La première moitié de l’année 2024 a été marquée par l’action des juridictions internationales pour tenter de mettre fin au génocide actuellement en cours à Gaza. Tout commence le 26 janvier dernier lorsque la Cour internationale de justice (CIJ) rend une ordonnance demandant à Israël d’empêcher d’éventuels actes de “génocide” et de “prendre des mesures immédiates” pour permettre la fourniture “de l’aide humanitaire à la population civile de Gaza”. Cette décision a été rendue suite à une saisine de l’Afrique du Sud qui a défendu qu’Israël viole la Convention des Nations unies sur le génocide de 1948.
La CIJ émet une nouvelle ordonnance le 24 mai 2024 dans laquelle elle ordonne à Israël d'arrêter son offensive militaire à Rafah, dans le sud de la bande de Gaza. Alors que certains médias et politiques rechignent à reconnaître la situation à Gaza, les juges de la CIJ s’en tiennent aux faits et font preuve d’une clareté nécessaire, comme en témoignent les termes de l’ordonnance : “L’État d’Israël doit, conformément aux obligations lui incombant au titre de la convention pour la prévention et la répression du crime de génocide, et au vu de la dégradation des conditions d’existence auxquels sont soumis les civils dans le gouvernorat de Rafah (...) arrêter immédiatement son offensive militaire, et toute autre action menée dans le gouvernorat de Rafah, qui serait susceptible de soumettre le groupe des Palestiniens de Gaza à des conditions d’existence capables d’entraîner sa destruction physique totale ou partielle.”
Est-ce pour autant que “l’offensive” d’Israël a cessé ? Non.
En parallèle des décisions de la CIJ, la Cour pénale internationale (CPI) a également agi en la personne de son procureur, Karim Khan, qui a requis plusieurs mandats d’arrêt contre des responsables israéliens, dont Benjamin Netanyahou, et des responsables du Hamas pour crimes de guerre et crimes contre l’humanité. Les juges de la CPI doivent désormais statuer sur cette requête. Si ces mandats d’arrêt sont confirmés, les personnes visées pourront alors être arrêtées si elles se rendent sur le territoire d’un des États reconnaissant la compétence de la CPI, conformément au Statut de Rome. Par conséquent, les responsables mis en cause verront leur liberté de mouvement se restreindre et, dans cette perspective, le premier ministre israelien sera davantage isolé sur la scène internationale, au même titre que le président russe qui est visé par un mandat d’arrêt de la CPI depuis 2023.

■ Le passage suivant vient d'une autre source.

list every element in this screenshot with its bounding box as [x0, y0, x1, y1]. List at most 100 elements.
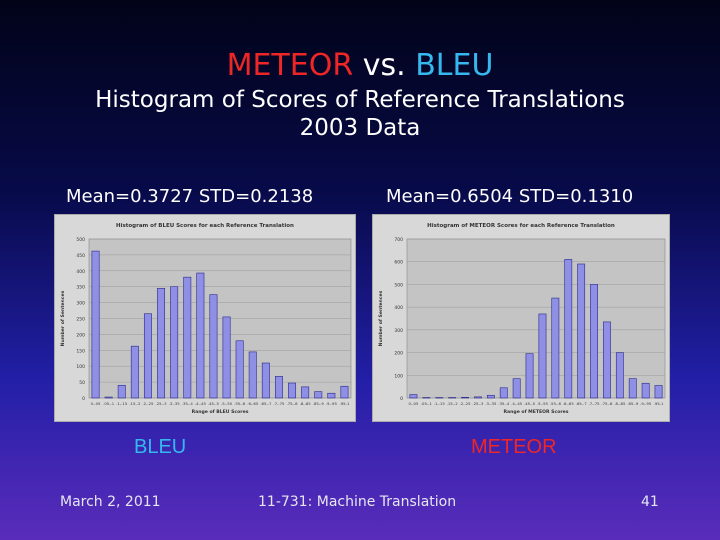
x-tick-label: .65-.7	[260, 401, 272, 406]
x-tick-label: .85-.9	[627, 401, 639, 406]
histogram-bar	[422, 397, 431, 399]
x-tick-label: .25-.3	[156, 401, 168, 406]
histogram-bar	[564, 259, 573, 399]
x-tick-label: .75-.8	[287, 401, 299, 406]
chart-title: Histogram of METEOR Scores for each Refe…	[427, 223, 615, 229]
meteor-histogram: Histogram of METEOR Scores for each Refe…	[372, 214, 670, 422]
x-tick-label: .7-.75	[589, 401, 601, 406]
histogram-bar	[512, 378, 521, 399]
histogram-bar	[183, 276, 192, 399]
x-tick-label: .85-.9	[313, 401, 325, 406]
x-tick-label: .15-.2	[129, 401, 141, 406]
x-tick-label: .75-.8	[601, 401, 613, 406]
histogram-bar	[448, 397, 457, 399]
histogram-bar	[104, 396, 113, 399]
slide-subtitle: Histogram of Scores of Reference Transla…	[0, 86, 720, 142]
y-tick-label: 150	[76, 348, 85, 354]
histogram-bar	[474, 396, 482, 399]
bleu-stats: Mean=0.3727 STD=0.2138	[66, 186, 314, 207]
histogram-bar	[435, 397, 444, 399]
plot-area	[406, 238, 666, 399]
histogram-bar	[170, 286, 179, 399]
x-tick-label: .1-.15	[116, 401, 128, 406]
y-tick-label: 500	[76, 237, 85, 243]
histogram-bar	[301, 386, 310, 399]
x-tick-label: .45-.5	[208, 401, 220, 406]
bleu-histogram-svg: Histogram of BLEU Scores for each Refere…	[60, 223, 352, 415]
x-tick-label: 0-.05	[91, 401, 101, 406]
histogram-bar	[525, 353, 534, 399]
x-tick-label: .4-.45	[511, 401, 523, 406]
y-tick-label: 400	[76, 269, 85, 275]
footer-date: March 2, 2011	[60, 494, 161, 510]
x-tick-label: .05-.1	[103, 401, 115, 406]
y-axis-label: Number of Sentences	[60, 290, 66, 346]
x-tick-label: .35-.4	[182, 401, 194, 406]
x-tick-label: 0-.05	[409, 401, 419, 406]
x-tick-label: .45-.5	[524, 401, 536, 406]
histogram-bar	[196, 272, 205, 399]
chart-title: Histogram of BLEU Scores for each Refere…	[116, 223, 294, 229]
histogram-bar	[590, 284, 598, 399]
histogram-bar	[314, 391, 323, 399]
histogram-bar	[409, 394, 418, 399]
x-tick-label: .3-.35	[169, 401, 181, 406]
subtitle-line-1: Histogram of Scores of Reference Transla…	[95, 87, 625, 113]
histogram-bar	[91, 250, 100, 399]
x-tick-label: .3-.35	[485, 401, 497, 406]
y-tick-label: 300	[394, 328, 403, 334]
histogram-bar	[222, 316, 231, 399]
histogram-bar	[261, 362, 270, 399]
histogram-bar	[143, 313, 152, 399]
histogram-bar	[340, 385, 349, 399]
slide-title: METEOR vs. BLEU	[0, 48, 720, 83]
histogram-bar	[654, 385, 663, 399]
x-tick-label: .2-.25	[142, 401, 154, 406]
x-tick-label: .4-.45	[195, 401, 207, 406]
histogram-bar	[577, 263, 586, 399]
histogram-bar	[538, 313, 547, 399]
histogram-bar	[209, 294, 218, 399]
title-bleu: BLEU	[415, 48, 494, 83]
histogram-bar	[615, 352, 624, 399]
x-tick-label: .6-.65	[563, 401, 575, 406]
x-tick-label: .95-1	[654, 401, 664, 406]
x-axis-label: Range of METEOR Scores	[504, 409, 569, 415]
slide-number: 41	[641, 494, 659, 510]
title-vs: vs.	[362, 48, 406, 83]
x-tick-label: .55-.6	[234, 401, 246, 406]
histogram-bar	[461, 397, 469, 399]
y-tick-label: 250	[76, 317, 85, 323]
histogram-bar	[551, 297, 560, 399]
y-axis-label: Number of Sentences	[378, 290, 384, 346]
x-tick-label: .8-.85	[300, 401, 312, 406]
y-tick-label: 200	[394, 351, 403, 357]
histogram-bar	[274, 376, 283, 399]
y-tick-label: 100	[76, 364, 85, 370]
title-meteor: METEOR	[226, 48, 354, 83]
y-tick-label: 100	[394, 373, 403, 379]
meteor-histogram-svg: Histogram of METEOR Scores for each Refe…	[378, 223, 666, 415]
x-tick-label: .5-.55	[221, 401, 233, 406]
x-tick-label: .25-.3	[472, 401, 484, 406]
x-tick-label: .7-.75	[273, 401, 285, 406]
histogram-bar	[641, 382, 650, 399]
histogram-bar	[327, 392, 336, 399]
histogram-bar	[288, 382, 297, 399]
y-tick-label: 450	[76, 253, 85, 259]
y-tick-label: 0	[82, 396, 85, 402]
x-tick-label: .9-.95	[326, 401, 338, 406]
y-tick-label: 50	[79, 380, 85, 386]
y-tick-label: 200	[76, 332, 85, 338]
y-tick-label: 350	[76, 285, 85, 291]
histogram-bar	[628, 378, 637, 399]
x-tick-label: .95-1	[340, 401, 350, 406]
meteor-stats: Mean=0.6504 STD=0.1310	[386, 186, 634, 207]
x-tick-label: .35-.4	[498, 401, 510, 406]
bleu-caption: BLEU	[134, 436, 187, 458]
bleu-histogram: Histogram of BLEU Scores for each Refere…	[54, 214, 356, 422]
x-tick-label: .55-.6	[550, 401, 562, 406]
y-tick-label: 600	[394, 260, 403, 266]
histogram-bar	[603, 321, 611, 399]
histogram-bar	[248, 351, 257, 399]
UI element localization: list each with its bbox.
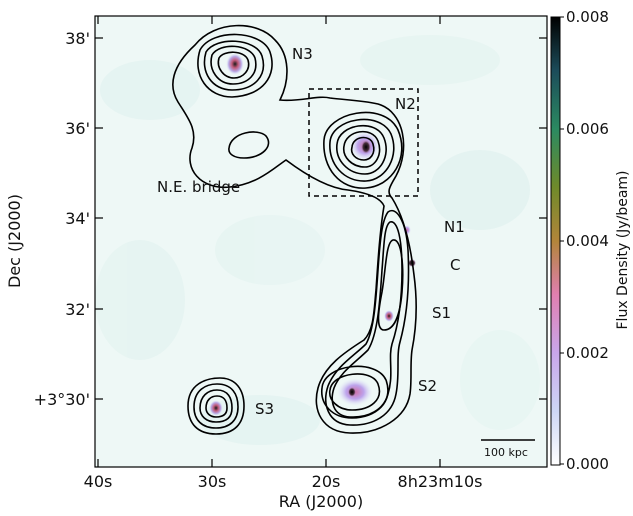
colorbar-label: Flux Density (Jy/beam) — [615, 171, 631, 330]
x-tick-label: 20s — [312, 472, 341, 491]
colorbar-tick-label: 0.006 — [566, 120, 609, 138]
contour-n3-3 — [210, 45, 257, 85]
contour-n3-1 — [197, 33, 273, 98]
contour-s2-2 — [328, 373, 381, 411]
y-tick-label: 36' — [65, 119, 90, 138]
contour-ne-bridge-hole — [228, 131, 270, 159]
plot-frame — [94, 15, 548, 468]
y-tick-label: +3°30' — [34, 390, 90, 409]
contour-tail-1 — [325, 209, 410, 426]
y-tick-label: 34' — [65, 209, 90, 228]
emission-features — [209, 53, 416, 416]
x-tick-label: 30s — [198, 472, 227, 491]
label-s1: S1 — [432, 304, 451, 322]
source-labels: N3 N2 N.E. bridge N1 C S1 S2 S3 — [157, 45, 465, 418]
colorbar-tick-label: 0.004 — [566, 232, 609, 250]
colorbar-tick-label: 0.000 — [566, 455, 609, 473]
x-tick-labels: 40s 30s 20s 8h23m10s — [84, 472, 483, 491]
contour-n2-4 — [342, 130, 381, 168]
x-tick-label: 8h23m10s — [398, 472, 483, 491]
scale-bar-label: 100 kpc — [484, 446, 528, 459]
s2-core — [348, 387, 356, 397]
contour-lines — [172, 24, 417, 435]
y-tick-label: 32' — [65, 300, 90, 319]
colorbar: 0.008 0.006 0.004 0.002 0.000 Flux Densi… — [550, 8, 631, 473]
colorbar-tick-label: 0.002 — [566, 344, 609, 362]
colorbar-tick-label: 0.008 — [566, 8, 609, 26]
label-n3: N3 — [292, 45, 313, 63]
x-tick-label: 40s — [84, 472, 113, 491]
contour-outer-north — [172, 24, 417, 434]
s1-emission — [384, 310, 394, 322]
contour-c-s1 — [377, 239, 404, 331]
label-s2: S2 — [418, 377, 437, 395]
n2-core — [361, 140, 371, 154]
y-axis-ticks — [95, 37, 547, 400]
contour-s3-1 — [187, 377, 245, 435]
y-tick-labels: +3°30' 32' 34' 36' 38' — [34, 29, 90, 409]
label-n1: N1 — [444, 218, 465, 236]
n3-emission — [226, 53, 244, 75]
s3-emission — [209, 400, 223, 416]
contour-n3-4 — [217, 51, 250, 79]
n2-zoom-box — [308, 88, 419, 197]
contour-n2-5 — [350, 136, 375, 161]
x-axis-label: RA (J2000) — [279, 492, 363, 511]
contour-n2-1 — [323, 111, 403, 189]
scale-bar: 100 kpc — [481, 439, 535, 459]
contour-n2-3 — [336, 124, 387, 175]
y-tick-label: 38' — [65, 29, 90, 48]
contour-s3-4 — [205, 395, 228, 418]
x-axis-ticks — [97, 16, 441, 467]
label-s3: S3 — [255, 400, 274, 418]
label-c: C — [450, 256, 460, 274]
contour-n2-2 — [329, 118, 395, 182]
contour-s2-1 — [321, 365, 389, 419]
y-axis-label: Dec (J2000) — [5, 194, 24, 288]
contour-s3-2 — [193, 383, 239, 429]
noise-field — [95, 35, 540, 445]
label-ne-bridge: N.E. bridge — [157, 178, 240, 196]
contour-s3-3 — [199, 389, 233, 423]
colorbar-gradient — [550, 16, 561, 466]
contour-n3-2 — [203, 40, 265, 91]
label-n2: N2 — [395, 95, 416, 113]
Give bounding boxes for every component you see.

Ce qu’il faut savoir, c’est que cette requête de Karim Khan est l’aboutissement d’un travail qui a débuté en 2014 quand la Cour a été saisie sur la situation en Palestine. Le 16 janvier 2015, la procureure de l’époque, Fatou Bensouda, a annoncé l'ouverture d'un examen préliminaire concernant la situation dans l'État de Palestine afin de déterminer si les critères définis par le Statut de Rome pour l'ouverture d'une enquête étaient remplis. En mars 2021, considérant que les critères étaient effectivement remplis, Fatou Bensouda annonce ouvrir une enquête. Une décision extrêmement courageuse, et vous allez comprendre pourquoi.
Dans sa déclaration du 20 mai 2024, Karim Khan a prononcé ces mots : “Il est crucial, à l’heure qu’il est, que mon Bureau et tous les organes de la Cour, y compris ses juges indépendants, puissent accomplir leur travail en toute indépendance et en toute impartialité. Je demande instamment que cessent immédiatement les tentatives d’obstruction, d’intimidation ou d’influence indue des fonctionnaires de la Cour.” Ici le procureur fait vraisemblablement référence, comme nous l’apprend une brillante enquête menée par The Guardian (“Spying, hacking and intimidation: Israel’s nine-year ‘war’ on the ICC exposed”), à “la guerre secrète” (telle que la nomme le quotidien britannique) menée par le gouvernement de Netanyahou contre les membres de la CPI.
Dans cet article, on apprend entre autres que deux hommes se sont rendus au domicile l’ancienne procureure, Fatou Bensouda, en février 2015 (soit un mois après l’ouverture de l’annonce de l’ouverture d’un examen préliminaire) avec une enveloppe comprenant plusieurs centaines de dollars et un papier avec un numéro de téléphone israelien. Suite à cet événement, la CPI a demandé aux autorités néerlandaises de renforcer la sécurité du domicile de la procureure. Dans ce contexte, il est important de saluer le courage des procureur·es Bensouda et Khan.